God, heaven, death, sex and swear words – the absolutely intransigent parts of culture, I figure, if you listen to the earliest preoccupations of growing minds!
When my kids were at the synagogue pre school they came home talking about HaShem. That was a bit of a shocker.
Lovely…and yeah, you may want to prepare for quite a few more preschool zingers if they continue there. My daughter patiently explained to me the other day that Jesus sends the tornadoes. Here’s wondering how THAT one got through…

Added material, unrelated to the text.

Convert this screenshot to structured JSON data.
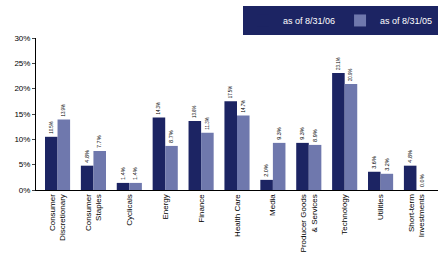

My little girl is just starting to get to where she can tell me her little thoughts on more complex things, and I just don’t know where she gets some of this stuff. And really it doesn’t make any less sense, the children’s understandings of religious tenets, than the grown-ups’.
It’s hard to talk of theology and god. It seems like we’re talking about air…just can’t grab it. So, we ‘d rather avoid, minimize, or trivialize the topic.
Funny, then, that so many really, really, really smart people believe that god is here and everywhere. Is there no chance they are right? Could we be missing something in the chaos of our lives?
Maybe glibness on this topic should be restrained, just in case.